All of these posts have at least one movie that I think is impossible to ignore from a technical or artistic perspective, and here’s this post’s nomination:

The Dark Crystal is a little flat for my tastes; it’s got so much hero’s journey on it that I almost don’t care if some neckbeard wants to show it as a flowchart. Its heroes are also basically unmemorable, competent enough but neither spirited nor personable enough to leave an impression. In that way it’s like The Black Cauldron, another movie made for kids back when they put literal trauma in the Happy Meals. But The Dark Crystal is instantly distinguishable as itself in every frame. I don’t mean that it’s just a really memorable movie, which it is, or that it’s distinctive, which it is, or that its authorship is plain, which is definitely is. I mean that there is not a single millimeter of this film which does not tell us instantaneously that this is The Dark Crystal. In terms of puppetry as an art form, blended with spectacular mise-en-scène, this is as great a triumph as I think we’re ever liable to get again over the course of a whole film. It’s not a great movie, but it’s one of the boldest artistic achievements of its decade. There are moments throughout The Dark Crystal, like the march of the urRu on the Skeksis stronghold or the subtly swift gait of the Landstriders, which are unlike any movements I’ve ever seen on screen before or since. Certainly there are Jim Henson productions I like a lot more than The Dark Crystal, but for everyone sequence in The Great Muppet Caper does something heretofore unseen with puppetry, The Dark Crystal has two or three that makes my eyes adjust how they’re used to physical motion.

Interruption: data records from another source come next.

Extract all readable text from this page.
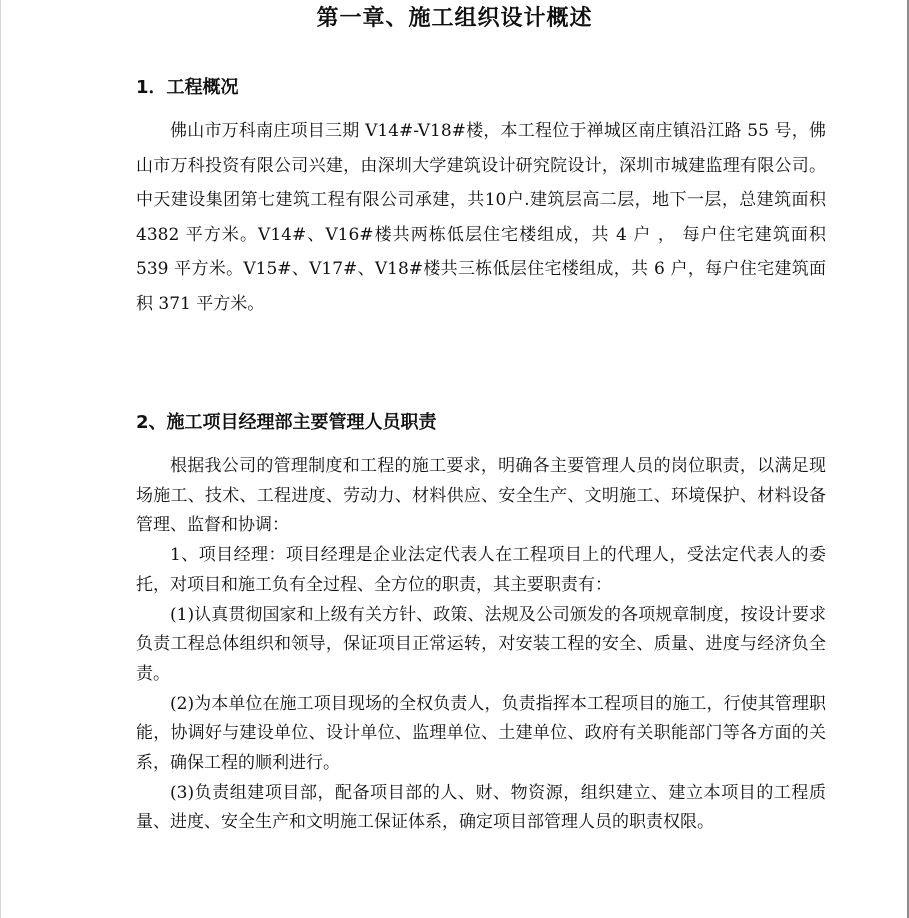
第一章、施工组织设计概述
1．工程概况

佛山市万科南庄项目三期 V14#-V18#楼，本工程位于禅城区南庄镇沿江路 55 号，佛山市万科投资有限公司兴建，由深圳大学建筑设计研究院设计，深圳市城建监理有限公司。中天建设集团第七建筑工程有限公司承建，共10户.建筑层高二层，地下一层，总建筑面积 4382 平方米。V14#、V16#楼共两栋低层住宅楼组成，共 4 户 ， 每户住宅建筑面积 539 平方米。V15#、V17#、V18#楼共三栋低层住宅楼组成，共 6 户，每户住宅建筑面积 371 平方米。

2、施工项目经理部主要管理人员职责

根据我公司的管理制度和工程的施工要求，明确各主要管理人员的岗位职责，以满足现场施工、技术、工程进度、劳动力、材料供应、安全生产、文明施工、环境保护、材料设备管理、监督和协调：

1、项目经理：项目经理是企业法定代表人在工程项目上的代理人，受法定代表人的委托，对项目和施工负有全过程、全方位的职责，其主要职责有：

(1)认真贯彻国家和上级有关方针、政策、法规及公司颁发的各项规章制度，按设计要求负责工程总体组织和领导，保证项目正常运转，对安装工程的安全、质量、进度与经济负全责。

(2)为本单位在施工项目现场的全权负责人，负责指挥本工程项目的施工，行使其管理职能，协调好与建设单位、设计单位、监理单位、土建单位、政府有关职能部门等各方面的关系，确保工程的顺利进行。

(3)负责组建项目部，配备项目部的人、财、物资源，组织建立、建立本项目的工程质量、进度、安全生产和文明施工保证体系，确定项目部管理人员的职责权限。
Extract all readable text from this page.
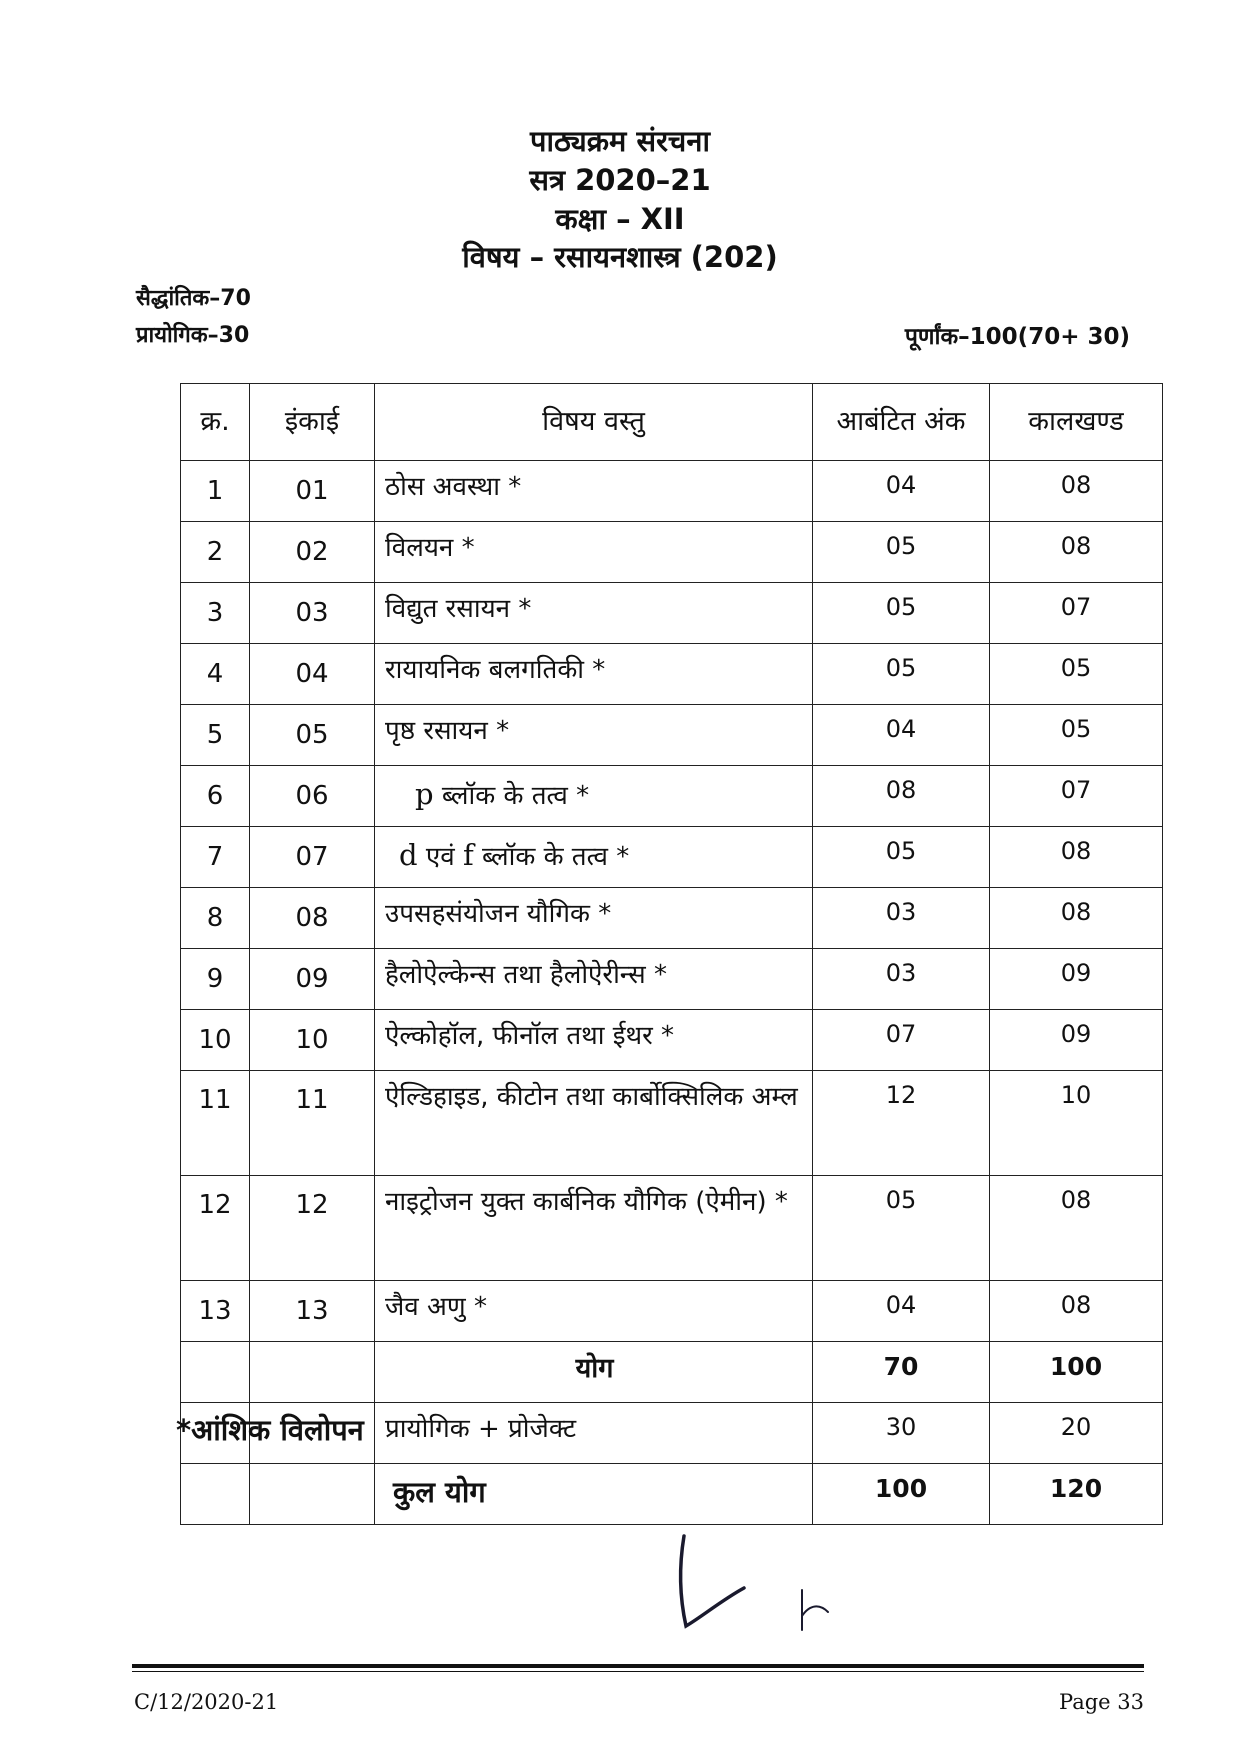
पाठ्यक्रम संरचना
सत्र 2020–21
कक्षा – XII
विषय – रसायनशास्त्र (202)
सैद्धांतिक–70
प्रायोगिक–30	पूर्णांक–100(70+ 30)
क्र.	इंकाई	विषय वस्तु	आबंटित अंक	कालखण्ड
1	01	ठोस अवस्था *	04	08
2	02	विलयन *	05	08
3	03	विद्युत रसायन *	05	07
4	04	रायायनिक बलगतिकी *	05	05
5	05	पृष्ठ रसायन *	04	05
6	06	p ब्लॉक के तत्व *	08	07
7	07	d एवं f ब्लॉक के तत्व *	05	08
8	08	उपसहसंयोजन यौगिक *	03	08
9	09	हैलोऐल्केन्स तथा हैलोऐरीन्स *	03	09
10	10	ऐल्कोहॉल, फीनॉल तथा ईथर *	07	09
11	11	ऐल्डिहाइड, कीटोन तथा कार्बोक्सिलिक अम्ल	12	10
12	12	नाइट्रोजन युक्त कार्बनिक यौगिक (ऐमीन) *	05	08
13	13	जैव अणु *	04	08
		योग	70	100
		प्रायोगिक + प्रोजेक्ट	30	20
		कुल योग	100	120
*आंशिक विलोपन
C/12/2020-21	Page 33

A Soldier’s Story has some of the awkwardness of any court case whodunit. It spends more time than it probably should at the outset setting up the sizable cast, the night of the crime, flashbacks, all that stuff. It’s the price you pay when you set up the story in a fairly traditional way. But something I admire about the structure of A Soldier’s Story is its desire to skirt that as well as it can. Its first scene is surprisingly long, a setup in which we’re presented with a Sergeant Waters at his very least. Drunk, stumbling, confused, his death by pistol is one that he may not have been able to prevent if he were sober, but drunkenness sealed his fate. It is the kind of death that seems fitting (if obviously unfair) for a man like Waters. His life was an edifice proclaiming the virtues of canniness and vigilance, if not rectitude or nicety, and on a night where he lets those first two wander, his soul soon follows. The man who managed to win a fight against a younger, stronger, fitter, bigger man by throwing sand into that opponent’s eyes was nowhere to be found. The Waters-Memphis relationship is a Claggart-Budd relationship, and while I wasn’t expecting A Soldier’s Story to riff off Billy Budd, the first sequence allows us to be surprised by it. Likewise Waters’s genuine fondness for the military, which is not hinted at while he’s at the bar, nor his immediate judgment of dark-skinned Black men as the kind of that defame all Black men in the eyes of his white military superiors. The ultimate surprise of A Soldier’s Story is that the identity of the murderer, and thus the court proceedings generally, are pretty thin surprises on their own. Another way to say that is that A Soldier’s Story is exactly what it says it’s about at the top, which any judger of book covers can tell you is no little accomplishment.